Ovation
- Country: United States
- Broadcast area: Nationwide

Programming
- Picture format: 1080i (HDTV)

Ownership
- Owner: Ovation LLC (see lede for further ownership details) (operated by Hubbard Broadcasting)
- Sister channels: Reelz

History
- Launched: April 21, 1996; 30 years ago

Links
- Website: ovationtv.com

= Ovation (American TV channel) =

American cable television channel

Ovation is an American television network whose focus is on the fine arts and contemporary culture. The network is owned by Ovation LLC, which is made up of a joint venture of Hubbard Media Group and the private-equity funds Corporate Partners II, Arcadia Investment Partners, and Perry Capital.

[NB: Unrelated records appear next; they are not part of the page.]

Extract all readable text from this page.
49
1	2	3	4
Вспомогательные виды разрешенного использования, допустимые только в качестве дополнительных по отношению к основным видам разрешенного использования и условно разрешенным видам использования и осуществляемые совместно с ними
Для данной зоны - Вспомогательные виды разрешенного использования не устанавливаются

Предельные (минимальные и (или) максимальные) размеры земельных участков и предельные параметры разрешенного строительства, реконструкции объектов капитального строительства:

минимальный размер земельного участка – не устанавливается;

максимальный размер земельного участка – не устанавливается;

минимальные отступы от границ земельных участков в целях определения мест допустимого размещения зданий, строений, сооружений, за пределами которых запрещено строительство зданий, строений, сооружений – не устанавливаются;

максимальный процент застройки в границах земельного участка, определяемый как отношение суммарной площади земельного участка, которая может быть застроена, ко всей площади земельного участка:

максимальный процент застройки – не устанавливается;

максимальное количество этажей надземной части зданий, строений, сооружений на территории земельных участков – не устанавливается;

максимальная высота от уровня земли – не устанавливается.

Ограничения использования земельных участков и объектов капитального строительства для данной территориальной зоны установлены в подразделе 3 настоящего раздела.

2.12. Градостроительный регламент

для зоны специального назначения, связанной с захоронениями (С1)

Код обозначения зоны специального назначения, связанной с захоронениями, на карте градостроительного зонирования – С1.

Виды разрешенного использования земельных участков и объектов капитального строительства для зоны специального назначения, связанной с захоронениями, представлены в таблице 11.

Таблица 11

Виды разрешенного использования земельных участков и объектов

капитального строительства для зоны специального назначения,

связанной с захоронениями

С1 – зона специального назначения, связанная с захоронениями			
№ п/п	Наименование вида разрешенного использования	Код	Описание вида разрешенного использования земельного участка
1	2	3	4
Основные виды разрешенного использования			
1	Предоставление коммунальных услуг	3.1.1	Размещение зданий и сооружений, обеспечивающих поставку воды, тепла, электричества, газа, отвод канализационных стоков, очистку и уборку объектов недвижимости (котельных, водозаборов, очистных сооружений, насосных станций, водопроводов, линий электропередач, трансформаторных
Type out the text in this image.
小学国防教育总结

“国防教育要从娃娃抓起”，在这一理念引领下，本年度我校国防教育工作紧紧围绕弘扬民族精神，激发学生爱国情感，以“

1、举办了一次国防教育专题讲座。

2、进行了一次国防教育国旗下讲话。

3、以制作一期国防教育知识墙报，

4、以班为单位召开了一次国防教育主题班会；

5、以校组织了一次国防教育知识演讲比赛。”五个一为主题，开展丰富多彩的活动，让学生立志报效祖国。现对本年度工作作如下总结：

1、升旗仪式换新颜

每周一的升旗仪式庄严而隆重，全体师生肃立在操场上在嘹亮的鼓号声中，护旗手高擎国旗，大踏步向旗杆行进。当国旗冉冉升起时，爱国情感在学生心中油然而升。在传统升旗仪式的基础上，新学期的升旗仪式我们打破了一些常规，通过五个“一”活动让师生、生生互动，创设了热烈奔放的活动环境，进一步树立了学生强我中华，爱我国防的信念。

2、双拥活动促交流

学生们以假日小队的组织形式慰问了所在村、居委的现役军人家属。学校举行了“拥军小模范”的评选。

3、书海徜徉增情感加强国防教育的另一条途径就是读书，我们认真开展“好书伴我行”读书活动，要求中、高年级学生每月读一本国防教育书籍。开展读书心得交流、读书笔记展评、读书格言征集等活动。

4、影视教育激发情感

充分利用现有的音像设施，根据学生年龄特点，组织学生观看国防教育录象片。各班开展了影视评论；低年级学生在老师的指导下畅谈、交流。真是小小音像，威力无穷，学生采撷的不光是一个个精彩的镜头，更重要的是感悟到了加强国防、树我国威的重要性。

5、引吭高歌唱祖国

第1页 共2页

As of November 2023, Ovation is available to approximately 24,000,000 pay television households in the United States, down from its 2015 peak of 54,000,000 households.

==History==
The channel was launched in 1996, mainly with spread-out coverage throughout the country and no satellite carriage, with its major coverage with the urban base of Time Warner Cable. Under this form, its carriage was limited, as cable providers did not see much popularity or requests for the arts-based network, as had been seen in the past with networks like CBS Cable or former arts networks that went for a more broad-based focus, including Bravo and A&E.

On August 30, 2006, the network's assets were purchased by a consortium made up of the Hubbard family and The Weinstein Company. In June 2007, the network was re-launched, coinciding with its addition by DirecTV, which gave the channel full national coverage. In 2008, Ovation also became available on Dish. With the relaunch, Ovation TV claimed an "energetic" new look and a new primetime schedule revolving around "genre nights" dedicated to performance, people, and film. "TV" was dropped from its branding on March 1, 2010. The network launched in high definition in July 2010, utilizing the 1080i format.

The network's investment by The Weinstein Company would come into question in October 2017, when Harvey Weinstein's sexual assault and abuse allegations came to light. Two weeks after the first public reports, the network's board notified Harvey Weinstein on October 24 that he would be expelled from any further involvement in Ovation. Shortly after, TWC's interest in the network was fully terminated, saving Ovation LLC from the legal battle to come with TWC's bankruptcy.

== Carriage ==
On December 18, 2012, Time Warner Cable announced plans to remove Ovation from its own systems as well as those operated by Bright House Networks (whose carriage agreements were negotiated by Time Warner). Time Warner Cable and Bright House Networks dropped Ovation at midnight Eastern Time on December 31, 2012. The two providers later reached an agreement to resume carriage of Ovation on October 16, 2013, reinstating the channel on TWC and BHN systems on January 1, 2014.